Il mare è di tutti.
È questo che fa male a Crapulone e ai suoi.
Loro proprio non riescono ad accettare che dopo aver piantato la loro bandierina su castelli, ville, colline e campi, non possano farlo anche con il mare. È mio, dicono dell’oro di cui si sono impossessati, è mio, dicono delle ricchezze di cui hanno privato gli altri, è mio, dicono del cibo di cui si ingozzano e del vino che versano a fiumi.
Ma il mare no.
Del mare non sono ancora riusciti a impossessarsi, e questo dà fastidio a Crapulone e ai suoi, li irrita, di più, li fa imbestialire. Certo si è impadronito delle spiagge migliori, dei porti, delle imbarcazioni. Certo può fare il bagno in atolli lontani dove la plebaglia non può disturbarlo. Eppure non è contento, perché assistere impotente a qualche miserevole lavoratore che si immerge nelle acque del mare, senza nemmeno poter chiamare la polizia e scacciarlo via, è un autentico cruccio.
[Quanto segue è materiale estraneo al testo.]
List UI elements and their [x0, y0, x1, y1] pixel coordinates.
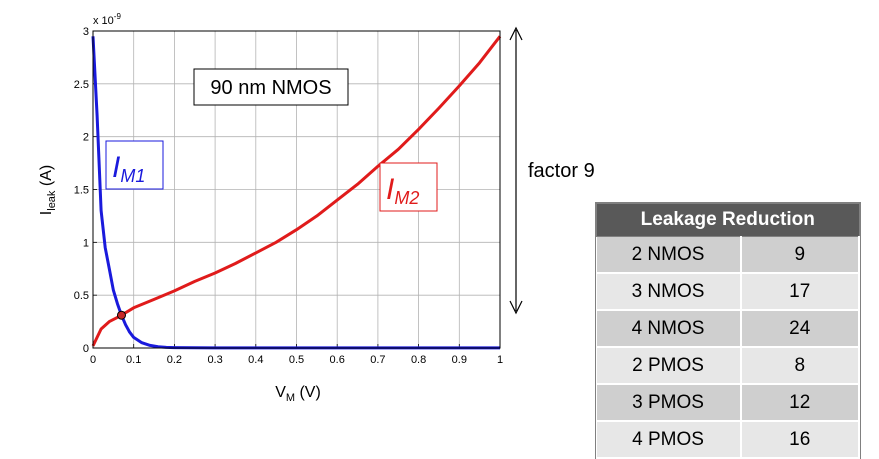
series-label-m1-frame — [105, 140, 164, 190]
table-cell-config: 2 PMOS — [596, 347, 742, 385]
table-cell-value: 17 — [740, 273, 860, 311]
factor-arrow — [509, 26, 523, 315]
table-cell-value: 12 — [740, 384, 860, 422]
table-row: 3 NMOS 17 — [596, 273, 860, 311]
table-header: Leakage Reduction — [596, 203, 860, 237]
table-cell-config: 3 PMOS — [596, 384, 742, 422]
x-tick-label: 0.2 — [167, 354, 182, 366]
axes-frame — [92, 30, 501, 349]
intersection-point — [116, 310, 126, 320]
table-cell-value: 24 — [740, 310, 860, 348]
series-label-m1: IM1 — [112, 151, 145, 186]
table-cell-config: 4 NMOS — [596, 310, 742, 348]
x-tick-label: 0.1 — [126, 354, 141, 366]
x-tick-label: 0.6 — [330, 354, 345, 366]
table-cell-config: 4 PMOS — [596, 421, 742, 459]
table-row: 2 PMOS 8 — [596, 347, 860, 385]
series-label-m2-frame — [379, 162, 438, 212]
x-tick-label: 0.3 — [207, 354, 222, 366]
table-cell-value: 8 — [740, 347, 860, 385]
table-row: 2 NMOS 9 — [596, 236, 860, 274]
annotation-box-frame — [193, 68, 349, 106]
x-tick-label: 1 — [497, 354, 503, 366]
table-cell-config: 2 NMOS — [596, 236, 742, 274]
x-axis-label: VM (V) — [275, 384, 321, 404]
y-tick-label: 1 — [83, 237, 89, 249]
annotation-box-text: 90 nm NMOS — [210, 77, 331, 99]
x-tick-label: 0.7 — [370, 354, 385, 366]
y-tick-label: 0 — [83, 343, 89, 355]
y-tick-label: 2.5 — [74, 79, 89, 91]
table-row: 4 NMOS 24 — [596, 310, 860, 348]
y-tick-label: 3 — [83, 26, 89, 38]
table-cell-config: 3 NMOS — [596, 273, 742, 311]
x-tick-label: 0.8 — [411, 354, 426, 366]
factor-label: factor 9 — [528, 160, 595, 182]
y-tick-label: 2 — [83, 132, 89, 144]
table-cell-value: 9 — [740, 236, 860, 274]
x-tick-label: 0 — [90, 354, 96, 366]
x-tick-label: 0.9 — [452, 354, 467, 366]
y-tick-label: 1.5 — [74, 185, 89, 197]
table-row: 4 PMOS 16 — [596, 421, 860, 459]
series-label-m2: IM2 — [386, 173, 419, 208]
tick-labels: 0 0.1 0.2 0.3 0.4 0.5 0.6 0.7 0.8 0.9 1 0 0.5 1 1.5 2 2.… — [74, 26, 503, 366]
leakage-reduction-table: Leakage Reduction 2 NMOS 9 3 NMOS 17 4 NMO… — [595, 202, 861, 459]
x-tick-label: 0.5 — [289, 354, 304, 366]
y-axis-label: Ileak (A) — [38, 165, 58, 215]
y-tick-label: 0.5 — [74, 290, 89, 302]
x-tick-label: 0.4 — [248, 354, 263, 366]
table-row: 3 PMOS 12 — [596, 384, 860, 422]
y-multiplier: x 10-9 — [93, 12, 121, 27]
table-cell-value: 16 — [740, 421, 860, 459]
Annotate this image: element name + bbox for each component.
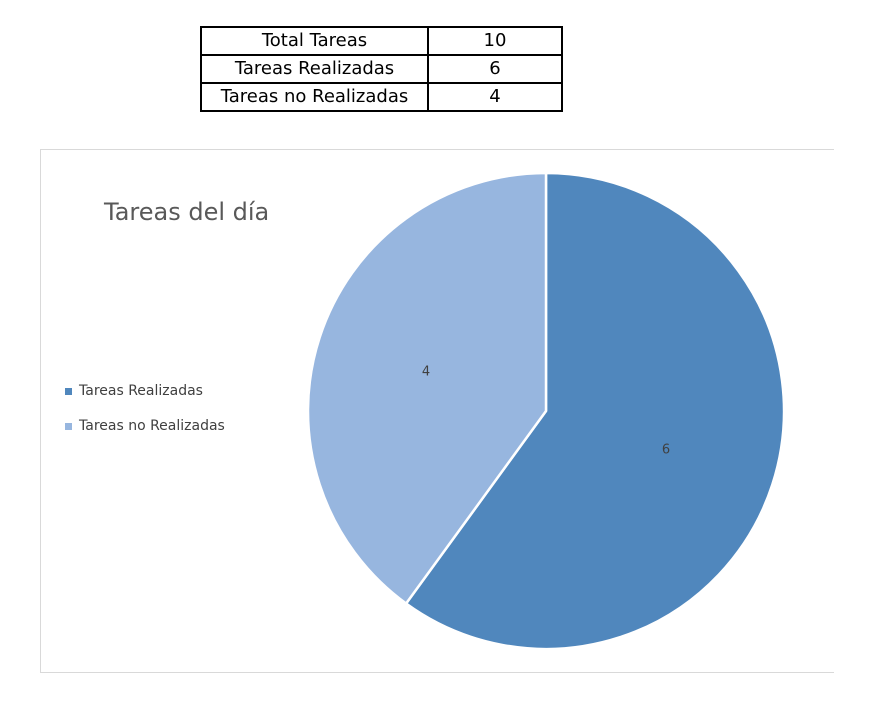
legend-swatch-realizadas	[65, 387, 72, 395]
data-label-no-realizadas: 4	[422, 365, 430, 380]
table-row: Total Tareas 10	[200, 26, 563, 56]
data-label-realizadas: 6	[662, 442, 670, 457]
legend-item-realizadas: Tareas Realizadas	[65, 382, 225, 400]
summary-value-realizadas: 6	[427, 54, 563, 84]
summary-value-total: 10	[427, 26, 563, 56]
table-row: Tareas Realizadas 6	[200, 54, 563, 84]
legend-label-realizadas: Tareas Realizadas	[79, 383, 203, 399]
chart-title: Tareas del día	[104, 198, 270, 226]
legend-swatch-no-realizadas	[65, 422, 72, 430]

E allora ha deciso di prendersi anche il mare, Crapulone. Ha cominciato a trivellarlo, piazzando qua e là enormi piattaforme di estrazione. Sono sue, le piattaforme, ovviamente. E anche il gas, anche se un po’ ne lascia, bontà sua, anche per gli altri. Pazienza se sono brutte da vedersi, pazienza se allontano i turisti, pazienza se c’è il rischio che inquinino il mare. Tanto Crapulone e i suoi potranno sempre andarsene all’atollo. L’importante era piantare quella bandierina, perché la trivella altro non è che un enorme monumento all’ego di chi potrà finalmente dire “anche il mare è mio”.
Ci sono tante buone ragioni per votare sì al referendum del 17 aprile, quasi tutte migliori di questa. Più articolate, più scientifiche, più consistenti.
Io voto sì solo perché Crapulone mi sta sulle balle e finché la democrazia mi consente di ostacolarlo, porcaccia di quella miseria, lo farò.